As for the algorithm: That looks interesting, and relatively straightforward to implement, but I think for a first cut, I'll likely just leave in the form suggested here, and only maybe later develop a more efficient algorithm like that in C++.

mpadge avatar Oct 14 '25 15:10 mpadge

@mpadge I prefer to work with adjacency lists stored as data tables when I can - these are compatible with dodgr when I use 'from' and 'to' in the node id column names. I believe my method of duplicating edges is correct, I simply bind the table to a second table with the directionality reversed, but I would welcome identification of any specific issues (I have omitted the addition of turn restrictions for simplicity).

I think that the strong_components() function as defined above computes something like the connected components with one-way streets excluded, which is why the filtered network in the image above is so sparse. Strong components can include one-way streets, as long as there is also a route to return. I don't think that strong components can be obtained through applying dodgr_components() to some manipulated version of the base graph in this way - it would require a bespoke approach.

Running your original code on the example of Varaždin, the components identified are shown in the image below. You would expect that the largest strong component would span almost the entire network as road networks are designed such that all parts of the network are reachable from any point, with some isolated islands around the bounding box. I think the presence of many roundabouts, which are one way, is resulting in the computation of a large number of isolated components.

Image

harrysroberts avatar Oct 14 '25 17:10 harrysroberts

@HarryRobertsITS Yeah, you're right there - the hacky code I put in just artificially disconnects components, when in reality many should remain connected through alternative ways beyond the one way connections. Then doing this properly would need implementation of a full algorithm like your suggestion above.
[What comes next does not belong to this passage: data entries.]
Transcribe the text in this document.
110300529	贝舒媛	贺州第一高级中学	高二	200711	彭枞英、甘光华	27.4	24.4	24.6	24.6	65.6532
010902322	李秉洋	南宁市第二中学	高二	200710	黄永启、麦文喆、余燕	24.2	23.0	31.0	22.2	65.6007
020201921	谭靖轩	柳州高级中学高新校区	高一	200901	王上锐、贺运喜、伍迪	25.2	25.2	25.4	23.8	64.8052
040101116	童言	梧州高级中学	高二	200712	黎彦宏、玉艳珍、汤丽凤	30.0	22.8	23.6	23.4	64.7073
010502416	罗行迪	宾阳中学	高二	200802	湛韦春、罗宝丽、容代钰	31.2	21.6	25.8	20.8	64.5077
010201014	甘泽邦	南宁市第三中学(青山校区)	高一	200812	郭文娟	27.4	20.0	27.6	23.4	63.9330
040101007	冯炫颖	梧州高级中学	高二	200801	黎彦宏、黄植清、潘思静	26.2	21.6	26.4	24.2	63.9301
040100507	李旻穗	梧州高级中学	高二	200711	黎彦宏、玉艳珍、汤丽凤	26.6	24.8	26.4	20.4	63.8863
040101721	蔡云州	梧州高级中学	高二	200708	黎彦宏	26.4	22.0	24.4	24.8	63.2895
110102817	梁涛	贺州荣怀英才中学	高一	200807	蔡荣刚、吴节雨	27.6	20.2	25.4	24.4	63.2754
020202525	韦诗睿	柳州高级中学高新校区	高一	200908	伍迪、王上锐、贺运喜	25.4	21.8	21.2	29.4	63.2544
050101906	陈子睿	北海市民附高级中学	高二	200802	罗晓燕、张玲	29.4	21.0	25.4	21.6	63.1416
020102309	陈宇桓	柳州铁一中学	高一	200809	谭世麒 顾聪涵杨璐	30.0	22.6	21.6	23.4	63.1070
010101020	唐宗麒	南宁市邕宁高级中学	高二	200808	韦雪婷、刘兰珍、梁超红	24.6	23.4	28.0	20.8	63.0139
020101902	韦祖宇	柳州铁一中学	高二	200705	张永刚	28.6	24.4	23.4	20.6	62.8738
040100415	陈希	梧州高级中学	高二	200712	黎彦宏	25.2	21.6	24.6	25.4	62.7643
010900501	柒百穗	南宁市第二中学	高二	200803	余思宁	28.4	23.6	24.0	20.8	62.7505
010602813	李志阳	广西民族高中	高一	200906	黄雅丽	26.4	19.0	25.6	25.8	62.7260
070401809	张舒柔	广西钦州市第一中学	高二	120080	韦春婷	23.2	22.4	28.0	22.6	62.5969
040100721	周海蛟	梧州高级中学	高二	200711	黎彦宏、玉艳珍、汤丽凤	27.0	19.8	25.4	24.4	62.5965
I'll most be away from my computer for next couple of weeks, so won't have time until Nov at the earliest to tackle this. In the meantime, if you've got C++ skills, implementation shouldn't be that difficult, and would be done as an alternative version of current components algorithm https://github.com/UrbanAnalyst/dodgr/blob/67754636c3f5acdfeac6bc3a5d39cc6a56d8ecb8/src/graph.cpp#L120-L178

mpadge avatar Oct 15 '25 14:10 mpadge